Buch: „Das Beste, was wir tun können, ist nichts“ von Björn Kern

DasBesteBjörn Kern ist Schriftsteller und Familienvater, hat in den vergangenen Jahren eine handvoll Bücher veröffentlicht und dafür eine erstaunliche Anzahl von Preisen und Stipendien bekommen. Nun hat wurde bei Fischer eine besondere Schrift veröffentlicht, die vom Verlag als „Memoir und Manifest zugleich, Anleitung und Aufruf“ angekündigt wird. Sie trägt den provokanten Titel „Das Beste, was wir tun können, ist nichts“ und der Ich-Erzähler meint das wörtlich.

Anhand seiner eigenen Lebensgeschichte und Erfahrungen wird eine interessante Argumentationskette auf verschiedenste Art und Weise mit handfesten Argumenten unterfüttert. Das ist zuerst etwas gewöhnungsbedürftig, dabei mitunter aufschlussreich, immer unterhaltsam und sehr oft ziemlich witzig. Kern beschreibt wie er genervt von seinem großstädtischen Arbeitstrott anfängt sich und sein Leben auf das Wesentlichste zu reduzieren. Er schafft also Auto, Arbeitsweg, Fernseher, Internet und Superphone ab, verkürzt seine Arbeitszeit auf das Nötigste, kauft einen abrissreifen Hof im märkischen Oderbruch, befolgt Ratschläge seines lebensweisen Nachbarn, lernt das Gegebene zu schätzen und zu nutzen, richtet sich ein, passt sich an, lässt den lieben Gott einen guten Mann sein, sitzt unter seinem Birnbaum, genießt den prächtigen Sonnenuntergang über den Feldern, tut immer weniger und immer öfter: Nichts.

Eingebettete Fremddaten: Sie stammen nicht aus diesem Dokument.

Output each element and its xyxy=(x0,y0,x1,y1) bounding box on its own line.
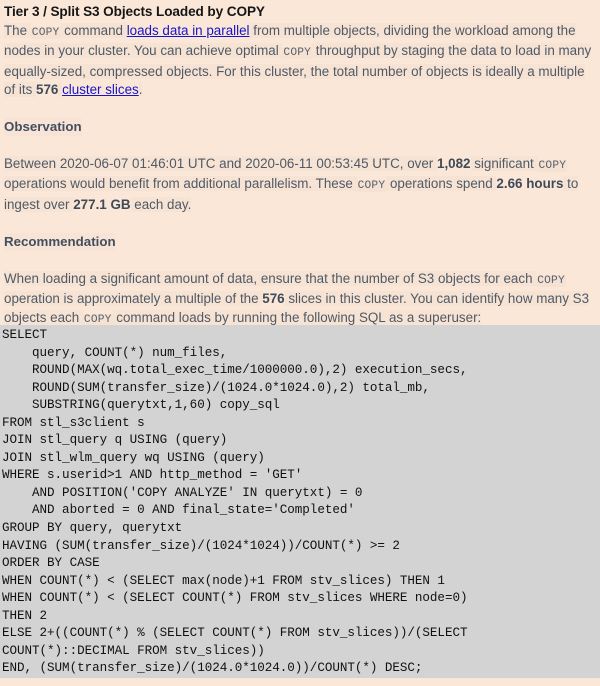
page-title: Tier 3 / Split S3 Objects Loaded by COPY xyxy=(4,4,265,19)
sql-line: WHEN COUNT(*) < (SELECT COUNT(*) FROM st… xyxy=(2,591,468,606)
inline-code-copy: COPY xyxy=(356,180,387,193)
sql-line: JOIN stl_wlm_query wq USING (query) xyxy=(2,450,265,465)
prose-region: Tier 3 / Split S3 Objects Loaded by COPY… xyxy=(0,0,600,329)
sql-line: COUNT(*)::DECIMAL FROM stv_slices)) xyxy=(2,643,265,658)
sql-line: ORDER BY CASE xyxy=(2,556,100,571)
recommendation-heading: Recommendation xyxy=(4,233,116,252)
intro-text-6: . xyxy=(138,81,143,97)
intro-text-2: command xyxy=(60,23,127,38)
cluster-slice-count: 576 xyxy=(36,81,59,97)
sql-line: query, COUNT(*) num_files, xyxy=(2,345,228,360)
sql-line: SELECT xyxy=(2,328,48,342)
sql-line: JOIN stl_query q USING (query) xyxy=(2,433,228,448)
observation-heading: Observation xyxy=(4,118,82,137)
sql-line: THEN 2 xyxy=(2,608,48,623)
ingest-volume: 277.1 GB xyxy=(73,196,131,212)
advisor-recommendation-page: Tier 3 / Split S3 Objects Loaded by COPY… xyxy=(0,0,600,686)
sql-line: FROM stl_s3client s xyxy=(2,415,145,430)
sql-line: ROUND(MAX(wq.total_exec_time/1000000.0),… xyxy=(2,363,468,378)
observation-text-3: operations would benefit from additional… xyxy=(4,176,357,192)
sql-line: AND aborted = 0 AND final_state='Complet… xyxy=(2,503,355,518)
sql-line: GROUP BY query, querytxt xyxy=(2,521,183,536)
sql-line: HAVING (SUM(transfer_size)/(1024*1024))/… xyxy=(2,538,400,553)
cluster-slice-count: 576 xyxy=(262,291,285,307)
sql-line: AND POSITION('COPY ANALYZE' IN querytxt)… xyxy=(2,485,363,500)
observation-text-4: operations spend xyxy=(386,176,497,192)
intro-text-1: The xyxy=(4,23,31,38)
intro-paragraph: The COPY command loads data in parallel … xyxy=(4,22,592,99)
observation-paragraph: Between 2020-06-07 01:46:01 UTC and 2020… xyxy=(4,155,592,214)
sql-line: WHEN COUNT(*) < (SELECT max(node)+1 FROM… xyxy=(2,573,445,588)
loads-data-in-parallel-link[interactable]: loads data in parallel xyxy=(127,23,250,38)
inline-code-copy: COPY xyxy=(282,47,313,60)
sql-line: WHERE s.userid>1 AND http_method = 'GET' xyxy=(2,468,303,483)
recommendation-text-2: operation is approximately a multiple of… xyxy=(4,291,263,307)
sql-line: END, (SUM(transfer_size)/(1024.0*1024.0)… xyxy=(2,661,423,676)
sql-line: ROUND(SUM(transfer_size)/(1024.0*1024.0)… xyxy=(2,380,430,395)
inline-code-copy: COPY xyxy=(30,27,61,39)
recommendation-text-4: command loads by running the following S… xyxy=(112,309,482,325)
inline-code-copy: COPY xyxy=(82,313,113,326)
sql-line: SUBSTRING(querytxt,1,60) copy_sql xyxy=(2,398,280,413)
recommendation-heading-row: Recommendation xyxy=(4,233,592,252)
sql-line: ELSE 2+((COUNT(*) % (SELECT COUNT(*) FRO… xyxy=(2,626,468,641)
observation-text-6: each day. xyxy=(130,196,192,212)
inline-code-copy: COPY xyxy=(537,160,568,173)
recommendation-text-1: When loading a significant amount of dat… xyxy=(4,271,537,287)
ingest-duration: 2.66 hours xyxy=(496,176,564,192)
observation-heading-row: Observation xyxy=(4,118,592,137)
sql-code-block[interactable]: SELECT query, COUNT(*) num_files, ROUND(… xyxy=(0,325,600,678)
copy-operation-count: 1,082 xyxy=(437,156,471,172)
observation-text-2: significant xyxy=(470,156,538,172)
inline-code-copy: COPY xyxy=(536,275,566,288)
recommendation-paragraph: When loading a significant amount of dat… xyxy=(4,270,592,329)
cluster-slices-link[interactable]: cluster slices xyxy=(62,82,139,97)
observation-text-1: Between 2020-06-07 01:46:01 UTC and 2020… xyxy=(4,156,437,172)
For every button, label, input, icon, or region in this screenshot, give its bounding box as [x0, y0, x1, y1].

Mit Nichtstun ist hier allerdings nicht arbeitsscheue Untätigkeit gemeint, sondern die bewusste Vermeidung und Unterlassung von unnötigen, überflüssigen, kontraproduktiven und sinnlosen Aktivitäten, die oft genug und unweigerlich weitere unnötige, … nach sich ziehen. Das ganze beginnt mit einfachem Konsumverzicht, der sich über gesellschaftliche Absonderung zu einer durchdachten und praktisch erprobten Lebensphilosophie entwickelt. Man weiß als Leser manchmal nicht, ob man lachen oder weinen soll, so entlarvend sind viele seiner Beobachtungen und Schlussfolgerungen. Dieses ewige schneller, höher, weiter, die Karriere, die Optionen, die Zukunft, kaufen, wegräumen, entsorgen, Arbeit, Freizeit, Urlaub, Essen, Trinken, Schlafen, repeat. Als großes Vorbild dient das französische Bauernehepaar Pierre und Marie, auf deren Hof er als junger Mann mal für ein paar Wochen gearbeitet hat. Dort hat er nicht nur das frankophile Laissez-faire, die vorsätzliche Nichteinmischung, sondern auch das klassische Aussteigertum in einer hochentwickelten Variante kennenlernen dürfen und das strebt er nun auch für sich an, arbeitet sich ran, erleidet Rückschläge, macht weiter nichts und schafft es schließlich bis zu einer gewissen Meisterschaft (wird vom Nachbar wortlos attestiert). Der Autor bewegt sich stilistisch an der feinen Grenze zwischen Ernsthaftigkeit und Ironie, die Beispiele und Geschichten sind jedoch so sehr aus dem realen urbanen Leben gegriffen, dass es sich kaum verhindern lässt, dass doch einige der Betrachtungen und Schlussfolgerungen hängen bleiben und Wirkung zeigen. Dieses Buch ist ein wunderbares Plädoyer gegen krankhafte Konsumsucht und blinden Aktionismus. Eine sehr lohnenswerte und kurzweilige Lektüre, ideal für den kommenden Sommerurlaub.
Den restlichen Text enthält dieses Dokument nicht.